5
votes

What is the difference between a host processor and coprocessor? Specifically Xeon Phi coprocessor and Xeon Phi host processor?

I have some performance results on these machines (a parallelized OpenMP code of diffusion equation was being run) which shows that the host processor works much faster when the same number of threads are working. I would like to know differences and relate them to my results.

2
What is exact model of Phi in your machines? Do you ask about execution modes (models) - software.intel.com/en-us/articles/… - they are named "Offload" / "Coprocessor native" / "Symmetric"? Cores of host CPU (not Phi, but some standard Xeon E3/E5) are usually faster than Phi cores on scalar code; but Phi has lot of cores and they are capable of executing vectorized code. - osgx
There are no Xeon Phi host processors yet. You have a Xeon host and a Xeon Phi coprocessor. The performance asymmetry for the same number of threads is easily understood if you read the published material on Xeon Phi. There's a few books on this you might want to find online. - Jeff Hammond
@osgx The model is: Intel(R) Xeon(R) CPU E5-2660 0 @ 2.20GHz - It seems the runs were related to execution mode. I know the coprocessor run was as coprocessor native execution mode, but I'm not sure about host processor case. Do you think it should be offload mode? - Amir
@Jeff I found this document: link - It looks as you mentioned Xeon Phi coprocessor are slower but can be used in larger numbers, right? So what's the reason? Older technology? - Amir
Xeon Phi is based upon Pentium core from 1995 (P54C). It lacks the monster reorder buffer and prefetch capability of modern Xeon cores. In addition, it is single-issue per thread, dual-issue per core (Xeon is something like six-issue now) and runs at a low frequency relative to modern Xeon cores. However, since they are smaller cores running at a lower frequency, one can pack many more into a single die, hence the aggregate performance will be higher for highly concurrent workloads. Plus Xeon Phi is 512b SIMD, which Xeon won't have until Skylake. - Jeff Hammond

2 Answers

5
votes

Just to re-iterate what Jeff said in the comments, you have a Xeon host with an attached Xeon Phi coprocessor. The current generation of Xeon Phi (Knight's Corner) is only available as a coprocessor, not as a standalone Xeon Phi host (which should be available next generation with Knight's Landing).

When you run your program without offloading from your host Xeon, from this website, it looks like you'll be able to run with up to 16 threads. Note that the speed of each of your cores is about 2.2 GHz.

When you run your program in native execution mode on your Xeon Phi coprocessor, you should be able to run with a lot more threads. The optimal number of threads to use depends on the model of Xeon Phi you have (some work best with 56, others with 60). But note that each Xeon Phi core (roughly 1.2 GHz) is noticeably weaker than a single Xeon core (roughly 2.2 GHz). The benefit of the many-core Xeon Phi technology is exactly that: you can run across many cores.

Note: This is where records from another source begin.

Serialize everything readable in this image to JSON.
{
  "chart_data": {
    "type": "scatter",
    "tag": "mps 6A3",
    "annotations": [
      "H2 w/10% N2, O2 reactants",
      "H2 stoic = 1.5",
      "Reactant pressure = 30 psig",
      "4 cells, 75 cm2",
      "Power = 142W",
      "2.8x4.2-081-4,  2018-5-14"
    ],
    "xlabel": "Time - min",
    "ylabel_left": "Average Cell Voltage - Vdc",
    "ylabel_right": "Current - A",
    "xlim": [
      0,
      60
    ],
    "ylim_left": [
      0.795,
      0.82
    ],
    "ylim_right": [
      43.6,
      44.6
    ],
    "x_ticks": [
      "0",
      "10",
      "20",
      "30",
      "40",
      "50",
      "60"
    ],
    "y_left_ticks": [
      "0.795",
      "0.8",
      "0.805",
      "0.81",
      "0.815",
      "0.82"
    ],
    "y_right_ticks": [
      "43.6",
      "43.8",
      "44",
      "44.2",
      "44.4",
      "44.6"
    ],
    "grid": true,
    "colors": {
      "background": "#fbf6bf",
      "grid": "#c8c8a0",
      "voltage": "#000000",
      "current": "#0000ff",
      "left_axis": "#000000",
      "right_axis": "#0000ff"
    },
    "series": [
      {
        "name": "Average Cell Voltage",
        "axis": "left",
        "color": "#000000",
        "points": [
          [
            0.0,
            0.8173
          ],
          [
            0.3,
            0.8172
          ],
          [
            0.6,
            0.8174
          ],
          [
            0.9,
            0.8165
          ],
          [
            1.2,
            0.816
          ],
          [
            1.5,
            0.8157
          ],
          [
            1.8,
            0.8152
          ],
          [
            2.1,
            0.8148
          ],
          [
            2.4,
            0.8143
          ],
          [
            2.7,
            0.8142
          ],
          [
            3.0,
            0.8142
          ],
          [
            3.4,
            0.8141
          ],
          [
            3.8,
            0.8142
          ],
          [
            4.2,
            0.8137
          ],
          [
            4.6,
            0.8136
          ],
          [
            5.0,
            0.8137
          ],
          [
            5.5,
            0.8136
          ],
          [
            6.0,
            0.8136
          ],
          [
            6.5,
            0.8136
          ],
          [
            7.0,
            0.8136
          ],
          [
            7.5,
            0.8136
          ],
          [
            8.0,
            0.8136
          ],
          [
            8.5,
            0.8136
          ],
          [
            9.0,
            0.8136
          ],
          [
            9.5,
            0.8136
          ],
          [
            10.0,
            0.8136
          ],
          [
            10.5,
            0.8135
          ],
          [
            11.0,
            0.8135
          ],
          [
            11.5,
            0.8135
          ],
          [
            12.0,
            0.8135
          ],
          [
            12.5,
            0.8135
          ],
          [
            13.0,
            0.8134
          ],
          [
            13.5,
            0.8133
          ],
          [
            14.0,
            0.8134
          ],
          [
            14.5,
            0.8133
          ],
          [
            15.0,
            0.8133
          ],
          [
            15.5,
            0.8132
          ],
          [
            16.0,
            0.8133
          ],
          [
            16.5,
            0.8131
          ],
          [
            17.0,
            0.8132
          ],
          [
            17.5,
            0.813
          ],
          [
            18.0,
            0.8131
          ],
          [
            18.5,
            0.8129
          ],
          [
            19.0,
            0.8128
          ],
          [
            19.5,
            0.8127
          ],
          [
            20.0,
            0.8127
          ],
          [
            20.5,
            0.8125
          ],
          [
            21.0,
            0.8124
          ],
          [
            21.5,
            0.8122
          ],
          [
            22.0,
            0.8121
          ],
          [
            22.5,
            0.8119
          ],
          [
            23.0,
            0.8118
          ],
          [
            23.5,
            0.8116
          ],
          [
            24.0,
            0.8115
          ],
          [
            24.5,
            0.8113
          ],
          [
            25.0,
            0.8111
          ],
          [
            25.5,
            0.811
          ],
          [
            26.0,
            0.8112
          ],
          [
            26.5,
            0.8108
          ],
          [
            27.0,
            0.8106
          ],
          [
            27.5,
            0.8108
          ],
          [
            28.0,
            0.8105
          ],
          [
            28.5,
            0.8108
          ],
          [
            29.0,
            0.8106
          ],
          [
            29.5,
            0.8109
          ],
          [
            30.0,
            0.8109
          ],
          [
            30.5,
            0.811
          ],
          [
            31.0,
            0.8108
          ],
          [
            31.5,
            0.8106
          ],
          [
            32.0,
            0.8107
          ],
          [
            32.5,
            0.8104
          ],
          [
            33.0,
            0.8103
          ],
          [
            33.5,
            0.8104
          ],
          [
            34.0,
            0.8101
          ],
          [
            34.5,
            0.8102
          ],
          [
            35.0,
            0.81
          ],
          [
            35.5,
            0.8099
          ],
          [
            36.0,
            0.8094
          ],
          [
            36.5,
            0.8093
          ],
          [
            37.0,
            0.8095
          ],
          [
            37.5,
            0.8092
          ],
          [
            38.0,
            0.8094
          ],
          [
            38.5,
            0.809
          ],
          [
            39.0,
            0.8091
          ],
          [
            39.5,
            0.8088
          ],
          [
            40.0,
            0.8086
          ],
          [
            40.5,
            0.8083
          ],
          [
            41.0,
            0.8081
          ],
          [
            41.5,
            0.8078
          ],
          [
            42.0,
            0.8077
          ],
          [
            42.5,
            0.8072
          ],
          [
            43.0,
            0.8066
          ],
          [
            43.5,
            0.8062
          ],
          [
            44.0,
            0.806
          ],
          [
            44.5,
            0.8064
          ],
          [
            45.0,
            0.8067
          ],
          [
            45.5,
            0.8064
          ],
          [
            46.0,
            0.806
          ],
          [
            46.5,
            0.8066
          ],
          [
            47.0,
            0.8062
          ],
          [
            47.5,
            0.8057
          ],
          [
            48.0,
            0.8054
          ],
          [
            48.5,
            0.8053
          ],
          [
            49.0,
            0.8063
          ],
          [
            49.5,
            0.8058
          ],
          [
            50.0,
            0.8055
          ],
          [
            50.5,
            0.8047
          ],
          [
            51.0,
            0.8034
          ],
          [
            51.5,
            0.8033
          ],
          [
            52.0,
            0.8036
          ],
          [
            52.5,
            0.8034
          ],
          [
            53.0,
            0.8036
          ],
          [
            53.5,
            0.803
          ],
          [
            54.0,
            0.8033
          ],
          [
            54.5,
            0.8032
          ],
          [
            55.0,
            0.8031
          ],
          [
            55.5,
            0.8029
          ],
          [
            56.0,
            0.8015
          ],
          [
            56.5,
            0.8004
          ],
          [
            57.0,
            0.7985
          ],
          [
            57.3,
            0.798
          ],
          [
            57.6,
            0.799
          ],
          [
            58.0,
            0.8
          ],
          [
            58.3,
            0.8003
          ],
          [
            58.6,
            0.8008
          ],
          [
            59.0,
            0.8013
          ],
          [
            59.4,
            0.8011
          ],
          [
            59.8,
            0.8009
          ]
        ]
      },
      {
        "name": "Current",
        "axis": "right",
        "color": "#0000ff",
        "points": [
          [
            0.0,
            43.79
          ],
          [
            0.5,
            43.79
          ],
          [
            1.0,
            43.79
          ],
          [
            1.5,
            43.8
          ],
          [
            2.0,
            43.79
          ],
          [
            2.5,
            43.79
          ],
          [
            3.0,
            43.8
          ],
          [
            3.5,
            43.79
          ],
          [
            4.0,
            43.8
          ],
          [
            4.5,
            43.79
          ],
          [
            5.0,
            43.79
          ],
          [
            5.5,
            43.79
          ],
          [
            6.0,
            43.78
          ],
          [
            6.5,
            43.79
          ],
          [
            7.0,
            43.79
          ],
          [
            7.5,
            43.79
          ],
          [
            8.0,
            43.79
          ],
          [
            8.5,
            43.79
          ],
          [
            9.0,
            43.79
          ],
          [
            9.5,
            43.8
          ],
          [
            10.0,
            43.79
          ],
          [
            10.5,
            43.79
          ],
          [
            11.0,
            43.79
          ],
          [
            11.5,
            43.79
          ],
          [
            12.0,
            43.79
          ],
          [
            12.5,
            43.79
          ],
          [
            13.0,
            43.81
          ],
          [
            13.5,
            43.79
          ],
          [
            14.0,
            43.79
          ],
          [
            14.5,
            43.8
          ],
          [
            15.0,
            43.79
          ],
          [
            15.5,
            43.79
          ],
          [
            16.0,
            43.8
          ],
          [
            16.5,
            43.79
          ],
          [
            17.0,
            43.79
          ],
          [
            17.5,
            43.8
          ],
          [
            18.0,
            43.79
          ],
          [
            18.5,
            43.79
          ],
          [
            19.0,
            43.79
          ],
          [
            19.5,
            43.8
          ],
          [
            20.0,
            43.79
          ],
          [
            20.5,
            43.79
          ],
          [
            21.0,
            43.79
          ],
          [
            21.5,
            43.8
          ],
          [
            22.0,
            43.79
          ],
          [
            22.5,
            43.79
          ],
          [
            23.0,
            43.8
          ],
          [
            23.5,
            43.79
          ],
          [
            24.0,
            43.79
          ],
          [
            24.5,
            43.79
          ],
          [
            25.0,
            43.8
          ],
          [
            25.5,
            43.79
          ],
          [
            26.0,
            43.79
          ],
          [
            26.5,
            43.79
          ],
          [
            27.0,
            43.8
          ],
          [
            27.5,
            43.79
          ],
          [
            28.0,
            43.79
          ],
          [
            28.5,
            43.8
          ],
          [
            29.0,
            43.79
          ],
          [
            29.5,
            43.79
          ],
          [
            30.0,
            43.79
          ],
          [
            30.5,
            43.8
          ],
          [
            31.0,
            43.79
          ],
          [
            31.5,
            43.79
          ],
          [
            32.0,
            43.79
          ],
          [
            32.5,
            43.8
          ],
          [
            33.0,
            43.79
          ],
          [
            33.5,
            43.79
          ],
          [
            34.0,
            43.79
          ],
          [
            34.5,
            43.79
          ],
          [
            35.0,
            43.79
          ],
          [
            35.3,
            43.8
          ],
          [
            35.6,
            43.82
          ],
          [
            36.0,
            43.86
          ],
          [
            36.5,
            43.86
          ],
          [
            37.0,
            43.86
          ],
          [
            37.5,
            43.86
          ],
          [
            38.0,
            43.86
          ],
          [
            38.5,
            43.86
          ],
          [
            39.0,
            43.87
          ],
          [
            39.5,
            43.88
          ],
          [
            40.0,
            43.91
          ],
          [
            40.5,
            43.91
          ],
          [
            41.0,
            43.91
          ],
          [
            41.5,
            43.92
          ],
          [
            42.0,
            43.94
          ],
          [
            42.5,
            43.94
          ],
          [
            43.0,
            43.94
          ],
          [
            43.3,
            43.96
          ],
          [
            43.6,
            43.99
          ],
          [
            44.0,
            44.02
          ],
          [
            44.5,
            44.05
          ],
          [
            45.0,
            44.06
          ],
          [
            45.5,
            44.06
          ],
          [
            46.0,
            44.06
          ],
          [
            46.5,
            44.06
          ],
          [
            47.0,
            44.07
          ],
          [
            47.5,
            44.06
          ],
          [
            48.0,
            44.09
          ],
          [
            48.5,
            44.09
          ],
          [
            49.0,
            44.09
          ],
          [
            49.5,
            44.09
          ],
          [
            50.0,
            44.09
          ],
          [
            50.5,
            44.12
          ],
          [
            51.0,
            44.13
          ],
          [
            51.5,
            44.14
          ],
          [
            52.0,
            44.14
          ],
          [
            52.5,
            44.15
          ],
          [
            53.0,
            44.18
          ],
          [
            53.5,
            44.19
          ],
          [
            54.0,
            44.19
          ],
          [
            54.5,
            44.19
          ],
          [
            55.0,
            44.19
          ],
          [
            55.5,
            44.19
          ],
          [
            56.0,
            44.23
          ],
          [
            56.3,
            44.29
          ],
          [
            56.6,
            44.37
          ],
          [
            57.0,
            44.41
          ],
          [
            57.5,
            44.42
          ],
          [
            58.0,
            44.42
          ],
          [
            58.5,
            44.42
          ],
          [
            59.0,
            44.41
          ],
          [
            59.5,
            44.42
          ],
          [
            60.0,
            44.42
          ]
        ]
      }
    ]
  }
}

The last very important thing to consider is that the Xeon Phi has a 512-bit wide SIMD instruction set. Thus, you can support much better SIMD vectorization running on the Xeon Phi coprocessor than on the host. In your case, I believe your Xeon host only has a 256-bit SIMD vector processing unit. Therefore, if you haven't already, you can improve your performance (up to x16 if you're dealing in single-precision) on your Xeon Phi taking advantage of SIMD vectorization. Your Xeon host will only give up to x8 performance. Just to start you on a google trek, OpenMP 4.0 allows you to write things like #pragma omp simd in order to tell the compiler when to vectorize lower-level loops throughout your code. If you really want maximum performance from the Xeon Phi, adding SIMD vectorization is a necessity.

So to directly answer your question: comparing the performance results between your Xeon host and Xeon Phi coprocessor using the same number of cores is useless. We already know that each Xeon Phi core is slower than each Xeon core. You should be comparing the results using the maximum number of cores each allows (60, and 16 respectively) and taking maximum advantage of the vector processing unit if you want a direct comparison.

1
votes

If you are talking about the current generation (KNC) and not the next (KNL), these are the definitions.

Host processor: The ~8 core/ ~16 thread Xeon that is hosting the coprocessor, meaning the Xeon host off of which the coprocessor is connected via the PCIe bus.

Coprocessor: The ~60 core/~240 thread coprocessor that is hanging off of your Xeon host on the Xeon's PCIe bus.

The host farms off highly parallel / vectorizeable jobs to the coprocessor using either offload instructions or by running them natively using some distributed programming paradigm such as MPI.

As to the comment about the next generation host processor, the commenter is referring to the fact that the next generation Xeon Phi (KNL) can be configured either as a coprocessor hanging off the PCIe bus (like the 1st gen Xeon Phi, KNC) or as a normal processor that you plug into a motherboard.